Streifzug durch die Architektur: Bank der Legionen

Bank der Legionen

Anlässlich der Feiern zur tschechoslowakischen Staatsgründung vor 100 Jahren haben wir im vergangenen Spätsommer und Herbst zehn Bauwerke vorgestellt. Diese Serie haben wir nun für unseren Internetauftritt auch in Schriftform gebracht. In dieser Woche beginnen wir mit der Bank der tschechoslowakischen Legionen in Prag, die 1921 bis 1923 entstand.

Bank der Legionen | Foto:  Ondřej Tomšů,  Radio Prague International

Vladimír Šlapeta  (Foto: Ondřej Tomšů)
Nach der Gründung des eigenständigen tschechoslowakischen Staates im Jahr 1918 wurde nach identitätsstiftenden Symbolen gesucht. Diese sollten auch materieller Natur sein. Der damals gefeierte Architekt Josef Gočár schuf einen neuen Stil. Dieser nannte sich Rondokubismus oder nationaler dekorativistischer Stil. Vladimír Šlapeta ist Kunsthistoriker:

„Der Rondokubismus baut in gewisser Weise auf dem Kubismus aus der Zeit vor dem Ersten Weltkrieg auf. Dieser war eine Reaktion auf die rationalistische Epoche gewesen. Die Kubisten sagten, man müsse den reinen Zweck überwinden. Die Architektur habe die zeitlose Bestimmung zur großen Form. Diese formale Seite betonten sie und brachten diese hinüber in die Zeit des Rondokubismus nach dem Ersten Weltkrieg. Es war eine Kombination kubistischer und gebogener Formen. Ich würde sagen, dass er sich durch mächtige Formen sowohl an den Fassaden als auch im Inneren der Gebäude ausgezeichnet hat. Das sollte unter anderem für die Identität des neuen Staates stehen.“

Kubistische und gebogene Formen

Bank der Legionen  (Foto: VitVit,  Wikimedia Commons,  CC BY-SA 4.0)
Der Rondokobismus war nur kurze Zeit in Mode – bis in die Mitte der 1920er Jahre. Das bedeutendste Gebäude dieses Stils steht im Prager Stadtzentrum an der Straße Na Poříčí. Es ist die Bank der tschechoslowakischen Legionen oder auf Tschechisch: Legiobanka. Heute wird das Gebäude meist Palace Archa genannt.

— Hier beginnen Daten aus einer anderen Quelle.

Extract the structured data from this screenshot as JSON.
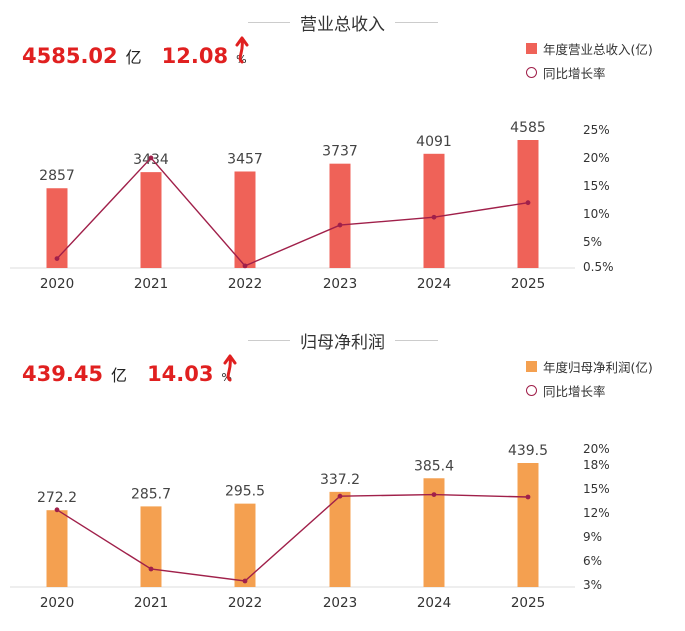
{
  "colors": {
    "revenue_bar": "#ef6258",
    "profit_bar": "#f4a050",
    "line": "#a0204a",
    "highlight": "#e02020"
  },
  "chart_data": [
    {
      "type": "bar",
      "title": "营业总收入",
      "summary": {
        "value": "4585.02",
        "unit": "亿",
        "growth": "12.08",
        "growth_unit": "%"
      },
      "categories": [
        "2020",
        "2021",
        "2022",
        "2023",
        "2024",
        "2025"
      ],
      "series": [
        {
          "name": "年度营业总收入(亿)",
          "kind": "bar",
          "axis": "left",
          "values": [
            2857,
            3434,
            3457,
            3737,
            4091,
            4585
          ],
          "labels": [
            "2857",
            "3434",
            "3457",
            "3737",
            "4091",
            "4585"
          ]
        },
        {
          "name": "同比增长率",
          "kind": "line",
          "axis": "right",
          "values": [
            2.0,
            20.0,
            0.7,
            8.0,
            9.4,
            12.0
          ]
        }
      ],
      "ylim_left": [
        0,
        5000
      ],
      "yticks_right": [
        {
          "label": "25%",
          "value": 25
        },
        {
          "label": "20%",
          "value": 20
        },
        {
          "label": "15%",
          "value": 15
        },
        {
          "label": "10%",
          "value": 10
        },
        {
          "label": "5%",
          "value": 5
        },
        {
          "label": "0.5%",
          "value": 0.5
        }
      ]
    },
    {
      "type": "bar",
      "title": "归母净利润",
      "summary": {
        "value": "439.45",
        "unit": "亿",
        "growth": "14.03",
        "growth_unit": "%"
      },
      "categories": [
        "2020",
        "2021",
        "2022",
        "2023",
        "2024",
        "2025"
      ],
      "series": [
        {
          "name": "年度归母净利润(亿)",
          "kind": "bar",
          "axis": "left",
          "values": [
            272.2,
            285.7,
            295.5,
            337.2,
            385.4,
            439.5
          ],
          "labels": [
            "272.2",
            "285.7",
            "295.5",
            "337.2",
            "385.4",
            "439.5"
          ]
        },
        {
          "name": "同比增长率",
          "kind": "line",
          "axis": "right",
          "values": [
            12.4,
            5.0,
            3.5,
            14.1,
            14.3,
            14.0
          ]
        }
      ],
      "ylim_left": [
        0,
        500
      ],
      "yticks_right": [
        {
          "label": "20%",
          "value": 20
        },
        {
          "label": "18%",
          "value": 18
        },
        {
          "label": "15%",
          "value": 15
        },
        {
          "label": "12%",
          "value": 12
        },
        {
          "label": "9%",
          "value": 9
        },
        {
          "label": "6%",
          "value": 6
        },
        {
          "label": "3%",
          "value": 3
        }
      ]
    }
  ]
}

„Bei der Gestaltung der Fassade arbeitete Architekt Gočár mit zwei der bedeutendsten tschechischen Bildhauer zusammen: Jan Štursa und Otto Gutfreund. Die Kapitele hier stammen von Štursa. Sie bilden die wichtigsten Schlachtfelder ab, auf denen Tschechische Legionen gekämpft haben. So zum Beispiel Zborov in der heutigen Ukraine und Vouziers in den Ardennen. Darüber befindet sich ein frühes erstes Werk von Otto Gutfreund. Es zeigt die Rückkehr der Legionäre in die Heimat und ihre aktive Einbindung in die Gesellschaft. Die Fassade ist reich verziert mit Halbsäulen, die sich von ganz oben nach unten durchziehen.“

In der Ersten Republik diente das Gebäude der neu gegründeten Bank der tschechoslowakischen Legion. Die Kreditanstalt war wirtschaftlich sehr erfolgreich, und in der zweiten Hälfte der 1930er Jahre konnte man es sich erlauben, auch noch ein Haus daneben bauen zu lassen. Dieses entstand im funktionalistischen Stil.

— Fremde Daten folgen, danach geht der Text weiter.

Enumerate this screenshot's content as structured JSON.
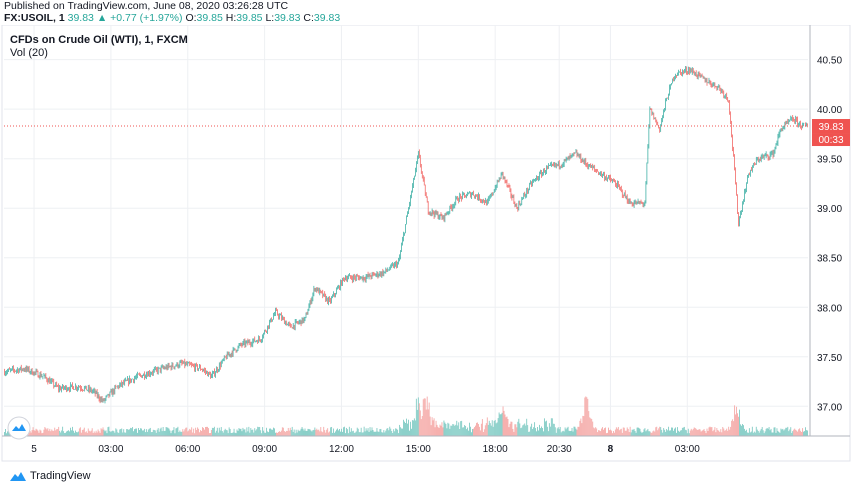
{
  "header": {
    "published": "Published on TradingView.com, June 08, 2020 03:26:28 UTC",
    "symbol": "FX:USOIL, 1",
    "last": "39.83",
    "change": "▲ +0.77 (+1.97%)",
    "open_label": "O:",
    "open": "39.85",
    "high_label": "H:",
    "high": "39.85",
    "low_label": "L:",
    "low": "39.83",
    "close_label": "C:",
    "close": "39.83"
  },
  "footer": {
    "brand": "TradingView",
    "logo_icon": "tradingview-logo-icon"
  },
  "colors": {
    "up": "#26a69a",
    "down": "#ef5350",
    "grid": "#eef0f3",
    "text": "#131722",
    "axis": "#b2b5be"
  },
  "chart_data": {
    "type": "candlestick",
    "title": "CFDs on Crude Oil (WTI), 1, FXCM",
    "subtitle": "Vol (20)",
    "xlabel": "",
    "ylabel": "",
    "ylim": [
      36.7,
      40.85
    ],
    "yticks": [
      "40.50",
      "40.00",
      "39.50",
      "39.00",
      "38.50",
      "38.00",
      "37.50",
      "37.00"
    ],
    "ytick_values": [
      40.5,
      40.0,
      39.5,
      39.0,
      38.5,
      38.0,
      37.5,
      37.0
    ],
    "xticks": [
      "5",
      "03:00",
      "06:00",
      "09:00",
      "12:00",
      "15:00",
      "18:00",
      "20:30",
      "8",
      "03:00"
    ],
    "xtick_index": [
      30,
      108,
      186,
      264,
      342,
      420,
      498,
      563,
      615,
      693
    ],
    "last_price": "39.83",
    "countdown": "00:33",
    "grid": true,
    "close_series_anchors": [
      [
        0,
        37.35
      ],
      [
        20,
        37.38
      ],
      [
        40,
        37.3
      ],
      [
        55,
        37.18
      ],
      [
        75,
        37.2
      ],
      [
        90,
        37.15
      ],
      [
        100,
        37.05
      ],
      [
        115,
        37.2
      ],
      [
        135,
        37.3
      ],
      [
        160,
        37.38
      ],
      [
        180,
        37.43
      ],
      [
        200,
        37.38
      ],
      [
        210,
        37.3
      ],
      [
        225,
        37.5
      ],
      [
        240,
        37.62
      ],
      [
        260,
        37.68
      ],
      [
        275,
        37.95
      ],
      [
        290,
        37.8
      ],
      [
        305,
        37.88
      ],
      [
        315,
        38.2
      ],
      [
        330,
        38.05
      ],
      [
        345,
        38.3
      ],
      [
        365,
        38.3
      ],
      [
        385,
        38.35
      ],
      [
        400,
        38.45
      ],
      [
        410,
        39.0
      ],
      [
        420,
        39.55
      ],
      [
        430,
        38.98
      ],
      [
        445,
        38.9
      ],
      [
        460,
        39.1
      ],
      [
        475,
        39.15
      ],
      [
        490,
        39.05
      ],
      [
        505,
        39.35
      ],
      [
        520,
        39.0
      ],
      [
        535,
        39.25
      ],
      [
        550,
        39.4
      ],
      [
        565,
        39.45
      ],
      [
        580,
        39.55
      ],
      [
        590,
        39.45
      ],
      [
        605,
        39.35
      ],
      [
        620,
        39.25
      ],
      [
        635,
        39.05
      ],
      [
        650,
        39.05
      ],
      [
        655,
        40.0
      ],
      [
        665,
        39.8
      ],
      [
        672,
        40.1
      ],
      [
        680,
        40.35
      ],
      [
        695,
        40.4
      ],
      [
        710,
        40.3
      ],
      [
        725,
        40.22
      ],
      [
        735,
        40.1
      ],
      [
        740,
        39.5
      ],
      [
        745,
        38.85
      ],
      [
        755,
        39.35
      ],
      [
        765,
        39.5
      ],
      [
        780,
        39.55
      ],
      [
        788,
        39.8
      ],
      [
        800,
        39.9
      ],
      [
        810,
        39.83
      ]
    ],
    "volume_spikes": [
      [
        420,
        0.7
      ],
      [
        428,
        0.9
      ],
      [
        505,
        0.7
      ],
      [
        590,
        1.0
      ],
      [
        743,
        0.8
      ]
    ]
  }
}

Legiobanka | Foto: Ondřej Tomšů,  Radio Prague International
Nach der Samtenen Revolution von 1989 übernahm die tschechoslowakische Handelsbank ČSOB den Komplex und ließ ihn restaurieren. Dabei wurden auch die Räumlichkeiten im Keller erneuert. So entstand einer der modernsten tschechischen Theatersäle, das Divadlo Archa. Doch die größte Aufmerksamkeit im Inneren des Gebäudes weckt die große Halle. Kunsthistoriker Šlapeta:

„Die Halle ist bei einer Bank der wichtigste Raum. Das spiegelt sich in diesem Gebäude sowohl in den Maßen, als auch in dem verarbeiteten Material und der Ausschmückung. Josef Gočár hat sich in seinen Arbeiten vor dem Krieg immer um die Schaffung eines Gesamtkunstwerkes bemüht. Das bdeutete ein komplexes Werk, das neben der Architektur auch die Bildhauerei, dekorative Künste und die Malerei umfasste. Auf diese Weise wurde der Raum geprägt. Deswegen bat er seinen Kollegen von der Prager Kunstgewerbe Hochschule František Kysela um Mithilfe. Er war der damals wichtigste Designer und Grafiker. Er hatte also in diesen Bereichen eine Stellung inne wie Gočár unter den Architekten. Kysela schmückte also die Halle aus, und das in kongenialer Weise zum architektonischen Teil. Interessant ist, dass die Halle zum einen sehr sachdienlich gestaltet ist, aber auf der anderen Seite eine Monumentalität und Würde hat, wie sie sich für Bank geziemt.“

Foto: VitVit,  Wikimedia Commons,  CC BY-SA 4.0
Anders als die Fassade ist die Halle für die Öffentlichkeit nicht so einfach einzusehen. Ab und zu werden sie und weitere Räumlichkeiten des Palais Archa aber doch für Interessierte geöffnet.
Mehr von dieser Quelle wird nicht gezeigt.